The difficulty consumers will face in a no-deal situation is if they have a faulty good purchased from an EU retailer. The process of getting a refund or replacement could become a lot more complex.
If the withdrawal agreement is approved by the EU and UK, it's been agreed that consumer rights will remain unchanged until the terms of the future relationship between the UK and the EU are decided. This transition period will last from Brexit day on 29 March 2019 to 31 December 2020.
Read our guide on how Brexit could impact consumer rights for more information on shopping outside the UK after Brexit.
If you’ve seen reports online or in print that something you’ve bought has been recalled, contact the customer services team of the retailer you purchased the item from.
The retailer’s customer services team should be able to confirm for you if your item is affected by the recall notice if you’re unsure.
Don’t take the risk
If a food product is recalled, don't eat or drink the product. While it’s only usually a small number affected, it’s not worth taking the risk if a recall has been issued.
Contact the retailer to notify them you have a product affected by the recall and ask for steps on how to return the product. You should be given a full refund.
Types of food product recall
The two main types of product recall are allergy recalls and food safety recalls.
Food allergy recalls Foods that are recalled due to allergy concerns are usually recalled because allergy information wasn’t emphasised correctly, was labelled incorrectly or was missing completely on the label.

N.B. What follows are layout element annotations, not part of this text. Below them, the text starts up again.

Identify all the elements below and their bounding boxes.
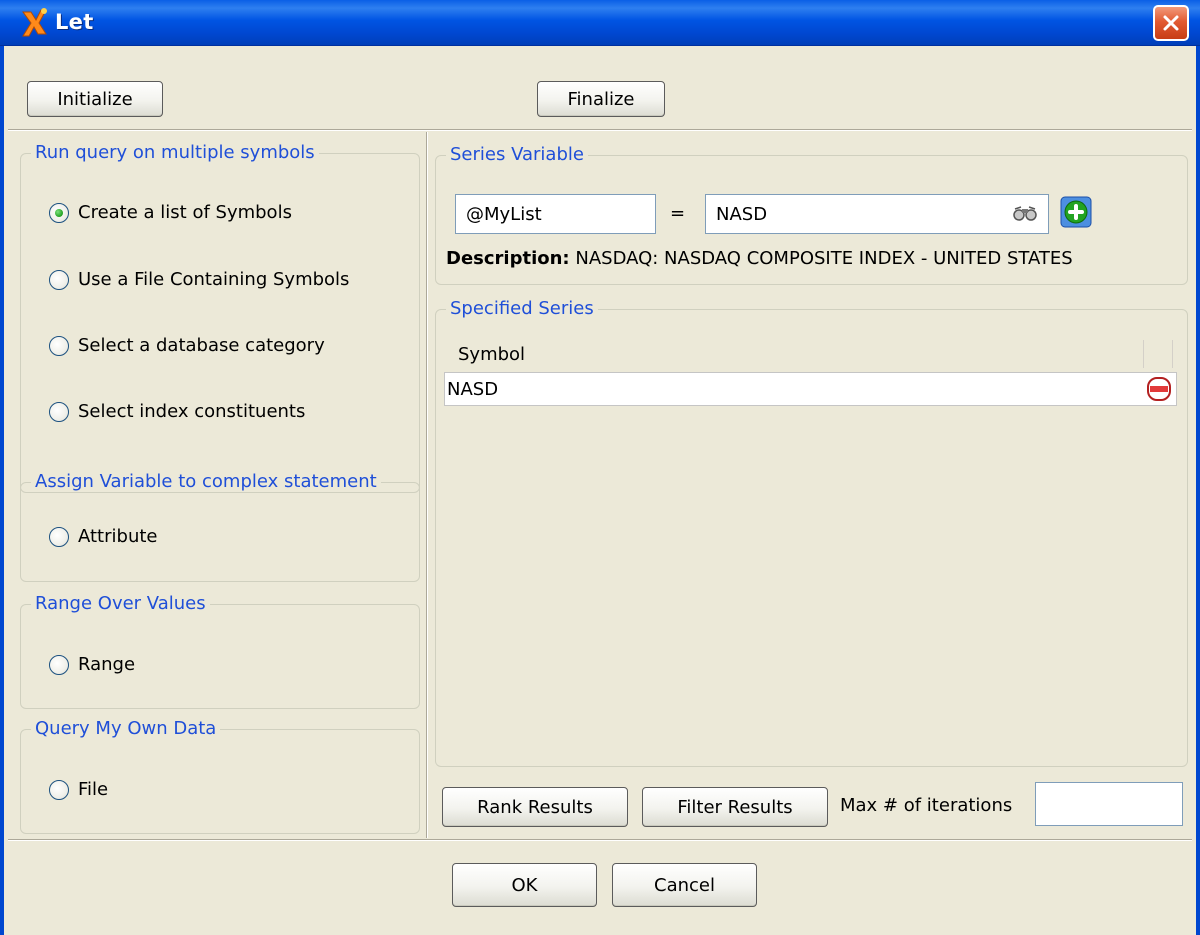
radio-database-category[interactable]: Select a database category	[49, 335, 325, 356]
binoculars-icon[interactable]	[1012, 205, 1038, 223]
radio-index-constituents-label: Select index constituents	[78, 401, 306, 422]
radio-button[interactable]	[49, 269, 69, 290]
cancel-button[interactable]: Cancel	[612, 863, 757, 907]
radio-attribute-label: Attribute	[78, 526, 158, 547]
column-header-symbol[interactable]: Symbol	[458, 344, 525, 365]
window-title: Let	[55, 10, 94, 34]
radio-button-selected[interactable]	[49, 202, 69, 223]
close-button[interactable]	[1153, 5, 1189, 41]
ok-button[interactable]: OK	[452, 863, 597, 907]
remove-icon[interactable]	[1147, 377, 1171, 401]
radio-button[interactable]	[49, 526, 69, 547]
assign-group-title: Assign Variable to complex statement	[31, 471, 381, 492]
series-variable-title: Series Variable	[446, 144, 588, 165]
radio-create-list[interactable]: Create a list of Symbols	[49, 202, 292, 223]
radio-range[interactable]: Range	[49, 654, 135, 675]
radio-button[interactable]	[49, 401, 69, 422]
range-group: Range Over Values Range	[20, 593, 420, 709]
top-divider	[8, 129, 1192, 131]
bottom-divider	[8, 839, 1192, 841]
dialog-body: Initialize Finalize Run query on multipl…	[0, 46, 1200, 935]
assign-group: Assign Variable to complex statement Att…	[20, 471, 420, 582]
query-group-title: Run query on multiple symbols	[31, 142, 319, 163]
variable-name-input[interactable]: @MyList	[455, 194, 656, 234]
panel-divider	[426, 132, 428, 838]
radio-button[interactable]	[49, 335, 69, 356]
symbol-value: NASD	[716, 203, 768, 225]
radio-index-constituents[interactable]: Select index constituents	[49, 401, 305, 422]
equals-sign: =	[670, 203, 686, 224]
radio-range-label: Range	[78, 654, 136, 675]
specified-series-title: Specified Series	[446, 298, 598, 319]
max-iterations-input[interactable]	[1035, 782, 1183, 826]
close-icon	[1163, 15, 1179, 31]
radio-button[interactable]	[49, 654, 69, 675]
column-header-action	[1143, 340, 1173, 368]
variable-name-value: @MyList	[466, 203, 542, 225]
description-label: Description:	[446, 248, 570, 269]
app-x-icon	[22, 8, 47, 37]
range-group-title: Range Over Values	[31, 593, 210, 614]
own-data-group: Query My Own Data File	[20, 718, 420, 834]
radio-use-file[interactable]: Use a File Containing Symbols	[49, 269, 349, 290]
table-header: Symbol	[444, 336, 1177, 372]
symbol-input[interactable]: NASD	[705, 194, 1049, 234]
own-data-group-title: Query My Own Data	[31, 718, 221, 739]
table-cell-symbol: NASD	[447, 379, 499, 400]
description-value: NASDAQ: NASDAQ COMPOSITE INDEX - UNITED …	[575, 248, 1073, 269]
window-frame-left	[0, 46, 4, 935]
radio-file[interactable]: File	[49, 779, 108, 800]
max-iterations-label: Max # of iterations	[840, 795, 1013, 816]
finalize-button[interactable]: Finalize	[537, 81, 665, 117]
radio-button[interactable]	[49, 779, 69, 800]
radio-use-file-label: Use a File Containing Symbols	[78, 269, 350, 290]
radio-attribute[interactable]: Attribute	[49, 526, 157, 547]
rank-results-button[interactable]: Rank Results	[442, 787, 628, 827]
initialize-button[interactable]: Initialize	[27, 81, 163, 117]
radio-file-label: File	[78, 779, 109, 800]
query-group: Run query on multiple symbols Create a l…	[20, 142, 420, 493]
title-bar: Let	[0, 0, 1200, 46]
window-frame-right	[1196, 46, 1200, 935]
radio-database-category-label: Select a database category	[78, 335, 325, 356]
radio-create-list-label: Create a list of Symbols	[78, 202, 292, 223]
filter-results-button[interactable]: Filter Results	[642, 787, 828, 827]
table-row[interactable]: NASD	[444, 372, 1177, 406]
description-line: Description: NASDAQ: NASDAQ COMPOSITE IN…	[446, 248, 1073, 269]
add-icon[interactable]	[1060, 196, 1092, 228]
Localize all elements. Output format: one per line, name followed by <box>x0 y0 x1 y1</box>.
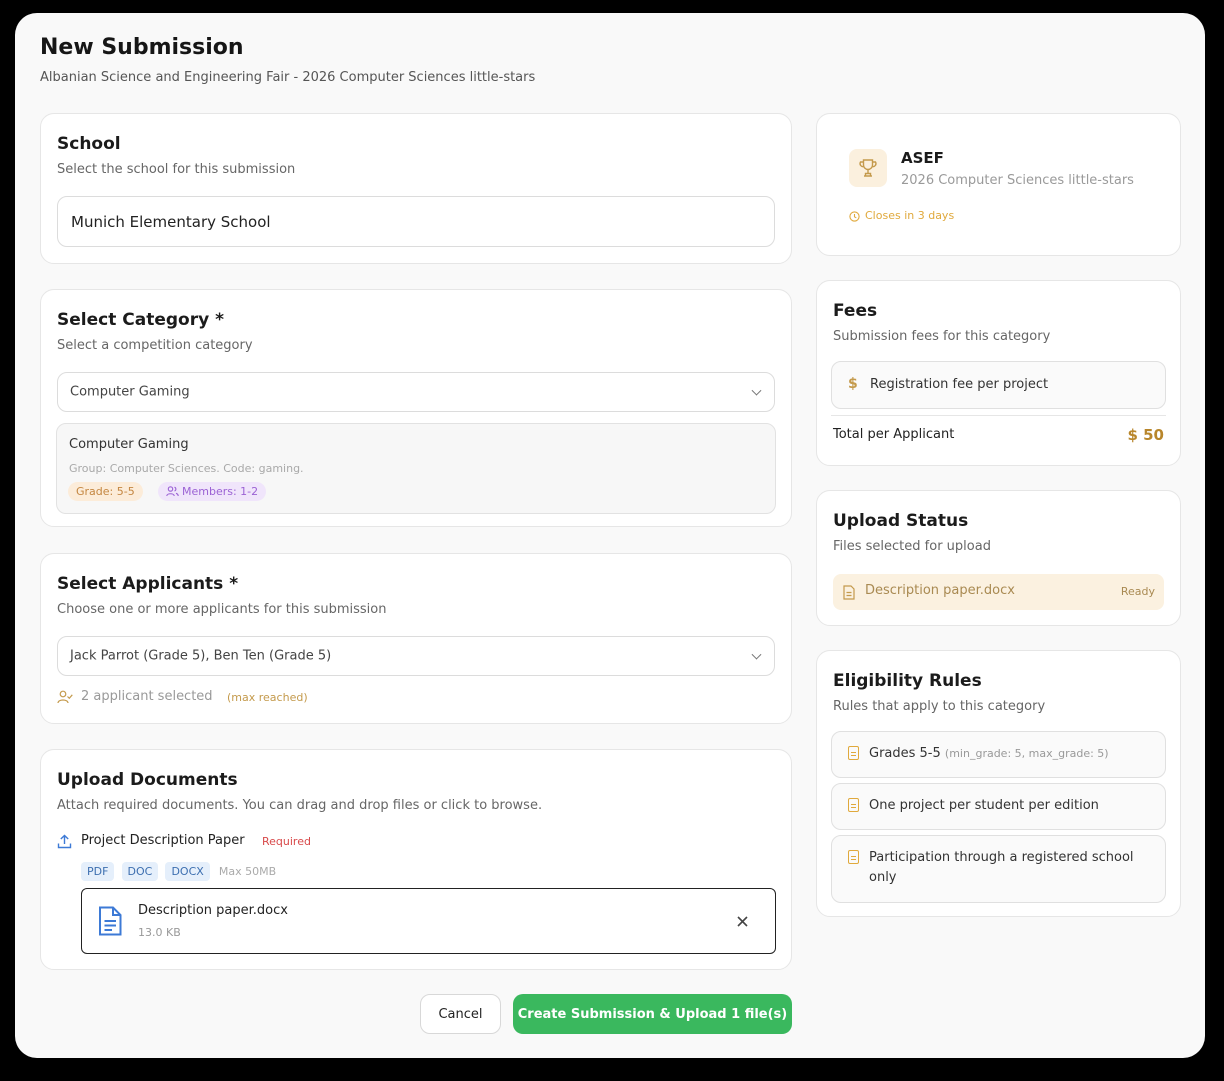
required-label: Required <box>262 835 311 848</box>
category-subtitle: Select a competition category <box>57 338 253 353</box>
school-title: School <box>57 134 121 154</box>
eligibility-rule-label: Grades 5-5 <box>869 746 941 761</box>
trophy-icon <box>849 149 887 187</box>
new-submission-dialog: New Submission Albanian Science and Engi… <box>15 13 1205 1058</box>
file-icon <box>848 798 859 812</box>
school-input[interactable]: Munich Elementary School <box>57 196 775 247</box>
applicants-card: Select Applicants * Choose one or more a… <box>40 553 792 724</box>
selected-file-row[interactable]: Description paper.docx 13.0 KB <box>81 888 776 954</box>
create-submission-button[interactable]: Create Submission & Upload 1 file(s) <box>513 994 792 1034</box>
school-value: Munich Elementary School <box>71 212 271 231</box>
file-icon <box>848 850 859 864</box>
grade-badge: Grade: 5-5 <box>68 482 143 501</box>
cancel-button[interactable]: Cancel <box>420 994 501 1034</box>
upload-status-title: Upload Status <box>833 511 969 531</box>
eligibility-rule: Participation through a registered schoo… <box>831 835 1166 903</box>
upload-status-item: Description paper.docx Ready <box>833 574 1164 610</box>
category-detail: Computer Gaming Group: Computer Sciences… <box>56 423 776 514</box>
upload-status-badge: Ready <box>1120 585 1155 598</box>
upload-documents-card: Upload Documents Attach required documen… <box>40 749 792 970</box>
document-label: Project Description Paper <box>81 833 245 848</box>
file-icon <box>843 585 855 600</box>
file-icon <box>848 746 859 760</box>
upload-status-subtitle: Files selected for upload <box>833 539 991 554</box>
format-tag-docx: DOCX <box>165 862 210 881</box>
category-selected-value: Computer Gaming <box>70 384 190 400</box>
eligibility-subtitle: Rules that apply to this category <box>833 699 1046 714</box>
fees-divider <box>831 415 1166 416</box>
document-icon <box>99 906 122 936</box>
applicant-count: 2 applicant selected <box>81 689 213 704</box>
user-check-icon <box>57 690 73 704</box>
applicants-title: Select Applicants * <box>57 574 239 594</box>
format-tags: PDF DOC DOCX Max 50MB <box>81 860 276 881</box>
fee-label: Registration fee per project <box>870 377 1049 392</box>
event-name: ASEF <box>901 149 944 167</box>
clock-icon <box>849 211 860 222</box>
eligibility-rule-label: One project per student per edition <box>869 798 1099 813</box>
total-value: $ 50 <box>1127 426 1164 444</box>
chevron-down-icon <box>751 649 762 660</box>
fees-subtitle: Submission fees for this category <box>833 329 1051 344</box>
members-badge: Members: 1-2 <box>158 482 267 501</box>
category-detail-name: Computer Gaming <box>69 437 189 452</box>
upload-title: Upload Documents <box>57 770 238 790</box>
applicants-subtitle: Choose one or more applicants for this s… <box>57 602 387 617</box>
page-subtitle: Albanian Science and Engineering Fair - … <box>40 70 536 85</box>
upload-status-file-name: Description paper.docx <box>865 583 1015 598</box>
category-title: Select Category * <box>57 310 224 330</box>
closing-notice: Closes in 3 days <box>865 209 955 222</box>
fees-card: Fees Submission fees for this category $… <box>816 280 1181 466</box>
upload-icon <box>57 834 72 849</box>
eligibility-rule-text: Grades 5-5 (min_grade: 5, max_grade: 5) <box>869 744 1153 764</box>
file-size: 13.0 KB <box>138 926 181 939</box>
page-title: New Submission <box>40 35 244 60</box>
category-detail-meta: Group: Computer Sciences. Code: gaming. <box>69 462 304 475</box>
event-card: ASEF 2026 Computer Sciences little-stars… <box>816 113 1181 256</box>
eligibility-card: Eligibility Rules Rules that apply to th… <box>816 650 1181 917</box>
event-edition: 2026 Computer Sciences little-stars <box>901 173 1134 188</box>
chevron-down-icon <box>751 385 762 396</box>
members-badge-label: Members: 1-2 <box>182 485 259 498</box>
fees-title: Fees <box>833 301 878 321</box>
fee-item: $ Registration fee per project <box>831 361 1166 409</box>
eligibility-rule-note: (min_grade: 5, max_grade: 5) <box>944 747 1109 760</box>
file-name: Description paper.docx <box>138 903 288 918</box>
eligibility-rule-label: Participation through a registered schoo… <box>869 850 1134 885</box>
users-icon <box>166 486 179 497</box>
max-size-label: Max 50MB <box>218 865 277 878</box>
category-select[interactable]: Computer Gaming <box>57 372 775 412</box>
eligibility-rule: One project per student per edition <box>831 783 1166 830</box>
applicants-selected-value: Jack Parrot (Grade 5), Ben Ten (Grade 5) <box>70 648 332 664</box>
eligibility-title: Eligibility Rules <box>833 671 982 691</box>
eligibility-rule: Grades 5-5 (min_grade: 5, max_grade: 5) <box>831 731 1166 778</box>
school-card: School Select the school for this submis… <box>40 113 792 264</box>
format-tag-doc: DOC <box>121 862 159 881</box>
upload-status-card: Upload Status Files selected for upload … <box>816 490 1181 626</box>
applicants-select[interactable]: Jack Parrot (Grade 5), Ben Ten (Grade 5) <box>57 636 775 676</box>
format-tag-pdf: PDF <box>81 862 115 881</box>
total-label: Total per Applicant <box>833 427 955 442</box>
dollar-icon: $ <box>848 376 858 392</box>
school-subtitle: Select the school for this submission <box>57 162 296 177</box>
max-reached-note: (max reached) <box>227 691 308 704</box>
remove-file-icon[interactable] <box>737 916 748 927</box>
upload-subtitle: Attach required documents. You can drag … <box>57 798 543 813</box>
category-card: Select Category * Select a competition c… <box>40 289 792 527</box>
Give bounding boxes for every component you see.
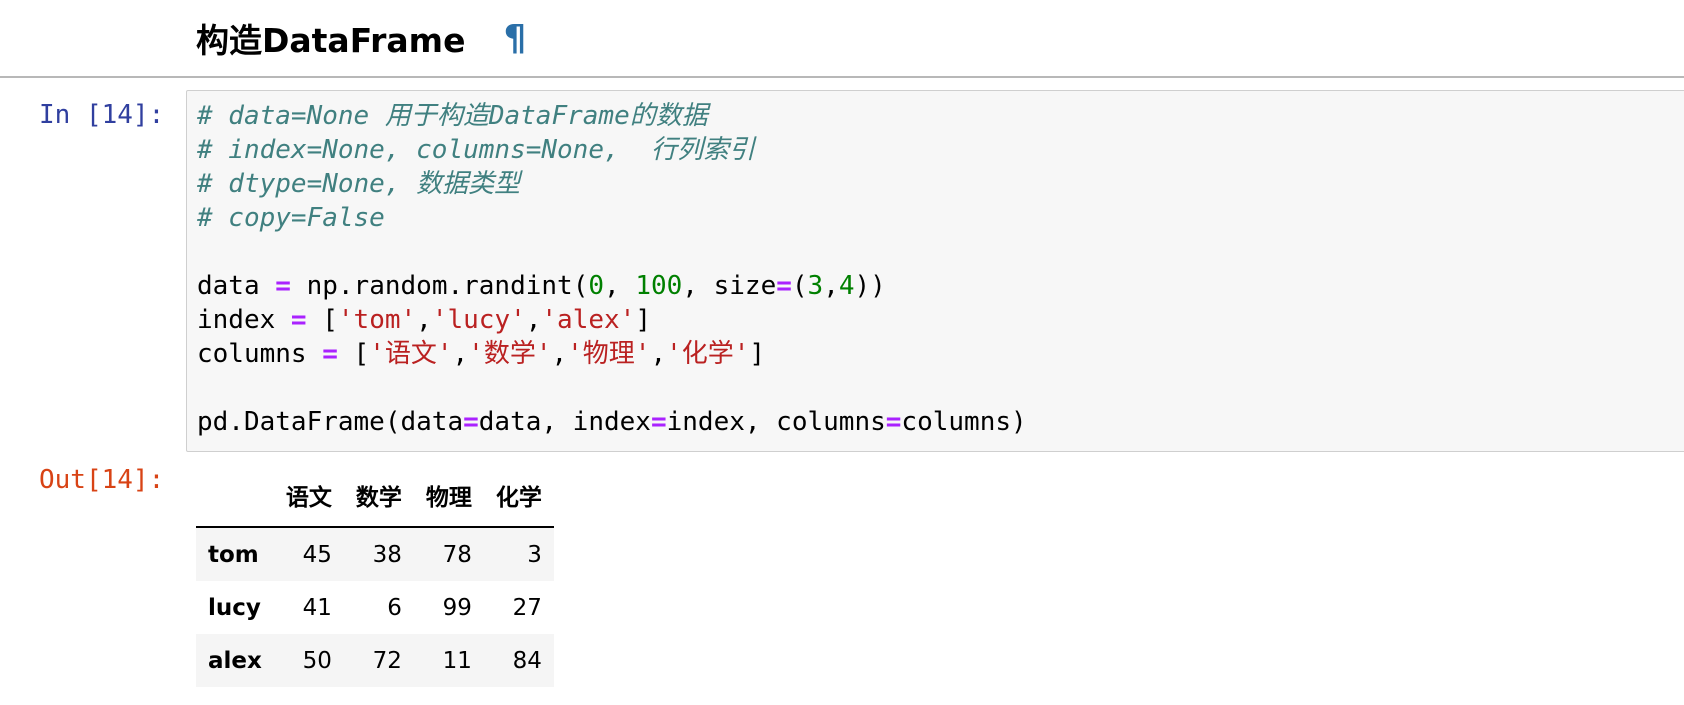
table-row: lucy 41 6 99 27: [196, 581, 554, 634]
code-string: 'lucy': [431, 305, 526, 335]
heading-title: 构造DataFrame: [196, 21, 466, 60]
dataframe-table: 语文 数学 物理 化学 tom 45 38 78 3 lucy 41 6 99 …: [196, 472, 554, 687]
code-operator: =: [463, 407, 479, 437]
code-number: 3: [807, 271, 824, 301]
code-string: 'tom': [337, 305, 417, 335]
table-cell: 72: [372, 647, 402, 674]
code-operator: =: [275, 271, 291, 301]
code-string: '物理': [567, 339, 651, 369]
code-comment: # index=None, columns=None, 行列索引: [197, 135, 755, 165]
code-comment: # copy=False: [197, 203, 385, 233]
markdown-heading: 构造DataFrame ¶: [196, 8, 526, 68]
code-operator: =: [776, 271, 792, 301]
row-index-label: lucy: [208, 594, 261, 621]
column-header: 物理: [413, 472, 484, 528]
index-header: [196, 472, 274, 528]
column-header: 数学: [343, 472, 414, 528]
code-operator: =: [885, 407, 902, 437]
table-cell: 50: [302, 647, 332, 674]
table-header-row: 语文 数学 物理 化学: [196, 472, 554, 528]
heading-divider: [0, 76, 1684, 78]
code-line: pd.DataFrame(data=data, index=index, col…: [197, 407, 1027, 437]
table-cell: 38: [372, 541, 402, 568]
code-number: 0: [588, 271, 605, 301]
code-operator: =: [322, 339, 338, 369]
row-index-label: alex: [208, 647, 262, 674]
code-number: 100: [635, 271, 683, 301]
code-line: # index=None, columns=None, 行列索引: [197, 135, 755, 165]
code-string: 'alex': [541, 305, 636, 335]
table-cell: 84: [512, 647, 542, 674]
row-index-label: tom: [208, 541, 259, 568]
code-string: '数学': [468, 339, 552, 369]
input-prompt: In [14]:: [39, 100, 165, 130]
table-cell: 27: [512, 594, 542, 621]
table-cell: 99: [442, 594, 472, 621]
table-cell: 45: [302, 541, 332, 568]
table-cell: 3: [527, 541, 542, 568]
code-operator: =: [650, 407, 667, 437]
output-prompt: Out[14]:: [39, 465, 165, 495]
table-cell: 78: [442, 541, 472, 568]
code-editor[interactable]: # data=None 用于构造DataFrame的数据 # index=Non…: [197, 99, 1027, 439]
code-line: data = np.random.randint(0, 100, size=(3…: [197, 271, 886, 301]
table-row: alex 50 72 11 84: [196, 634, 554, 687]
table-cell: 41: [302, 594, 332, 621]
table-row: tom 45 38 78 3: [196, 527, 554, 581]
code-comment: # dtype=None, 数据类型: [197, 169, 521, 199]
code-comment: # data=None 用于构造DataFrame的数据: [197, 101, 708, 131]
code-input-area[interactable]: # data=None 用于构造DataFrame的数据 # index=Non…: [186, 90, 1684, 452]
code-line: # copy=False: [197, 203, 385, 233]
code-line: columns = ['语文','数学','物理','化学']: [197, 339, 766, 369]
code-line: index = ['tom','lucy','alex']: [197, 305, 651, 335]
table-cell: 11: [442, 647, 472, 674]
column-header: 语文: [273, 472, 344, 528]
code-string: '语文': [369, 339, 453, 369]
column-header: 化学: [483, 472, 554, 528]
code-line: # data=None 用于构造DataFrame的数据: [197, 101, 708, 131]
code-line: # dtype=None, 数据类型: [197, 169, 520, 199]
cell-output-area: 语文 数学 物理 化学 tom 45 38 78 3 lucy 41 6 99 …: [196, 472, 554, 687]
code-operator: =: [290, 305, 307, 335]
code-string: '化学': [666, 339, 750, 369]
pilcrow-anchor-link[interactable]: ¶: [503, 18, 526, 59]
code-number: 4: [838, 271, 855, 301]
table-cell: 6: [387, 594, 402, 621]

This means the product would be a possible health risk for anyone with an allergy or intolerance.
Food safety recalls Foods that are recalled due to safety concerns are often done so either due to high concentrations of a substance not safe for consumption, the presence of material not meant to be in the product (for example, bits of plastic, metal or rubber) or the food containing harmful bacteria like salmonella.
This means the product would be a possible health risk for anyone.
What if the recalled food product makes me ill?
If you’ve been injured as a result of a food product, you have rights under the Consumer Protection Act.
Anyone who suffered injury as a result of the defect is entitled to claim and not just whoever bought the product.
Read our detailed guide to the Consumer Protection Act for more on what to do if you, a friend or family member has been injured by a dangerous food product.
What if the product I have isn’t proven to be contaminated?
Even if the product is speculatively withdrawn due only to fears of contamination, it’s likely that as a goodwill gesture many retailers will offer a refund at this point regardless of whether contamination is proven.
However, legally a retailer only needs to provide a refund if the contamination is proven.